Sunday, September 18, 2011

Fire Fire and More Fire

Mid-Afternoon: My eyes sting. They have burned across the road, from the high paddocks to the roadside. Smoke, thick and blue, marches across our paddocks like an advancing army. Ash drops from the sky. The cats are huddled in the middle of the house. The wild birds have flown away. No such luck for the caged birds. They have to stick it out and fill their air sacs with crap.

Yesterday I cried. Today I am angry. We went into town this morning. The entire east side of Mt. Sylvia is black. The land is so steep I don't think anything can graze on it but it was a thick mat of lantana and bush, doubtless home to many wild creatures. Now it is just a charred black landscape.

The reasons given by the farmers as to why they burn are these: 1. To make firebreaks, to get rid of the dead grass fuel. 2. To control lantana. 3. To sweeten the ground with ash and bring forth fresh grass.

Oddly enough in the twenty years we have lived here the ONLY fires which got out of control and threatened neighbouring properties were fires lit for the above three reasons.
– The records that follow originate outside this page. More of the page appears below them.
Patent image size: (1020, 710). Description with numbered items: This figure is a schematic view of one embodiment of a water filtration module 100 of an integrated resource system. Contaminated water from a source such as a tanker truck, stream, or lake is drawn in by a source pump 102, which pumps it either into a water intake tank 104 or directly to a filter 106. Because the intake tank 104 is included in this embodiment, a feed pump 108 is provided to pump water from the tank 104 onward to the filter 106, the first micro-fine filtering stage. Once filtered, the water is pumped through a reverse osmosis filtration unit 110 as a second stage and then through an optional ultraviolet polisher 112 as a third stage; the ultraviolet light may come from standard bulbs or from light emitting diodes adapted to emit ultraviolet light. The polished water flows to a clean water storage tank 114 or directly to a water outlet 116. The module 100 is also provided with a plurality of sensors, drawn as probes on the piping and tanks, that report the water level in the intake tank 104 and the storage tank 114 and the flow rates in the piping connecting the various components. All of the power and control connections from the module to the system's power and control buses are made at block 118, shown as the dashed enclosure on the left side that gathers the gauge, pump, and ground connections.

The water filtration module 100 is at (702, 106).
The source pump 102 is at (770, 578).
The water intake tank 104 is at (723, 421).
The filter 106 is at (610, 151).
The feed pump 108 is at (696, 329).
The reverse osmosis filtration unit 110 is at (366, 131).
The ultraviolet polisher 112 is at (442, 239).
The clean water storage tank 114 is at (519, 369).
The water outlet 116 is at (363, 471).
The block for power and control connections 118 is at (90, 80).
In other words, they are lighting fires to protect themselves from their neighbour's fires which are lit to protect them from their neighbour's fires which are lit... Not once has a fire been started by lightening or even a cigarette butt tossed from a passing car.

Lantana adores fire. Fire destroys the green panic which competes with it and fire hardens the branches so that cattle can't get in and graze the grass when it does come back.

As for sweetening the ground, perhaps the first burn might but these idiots burn the same ground year after year after year. What they wind up with is rubble. All the humous and micro-organisms which make for healthy soil are destroyed.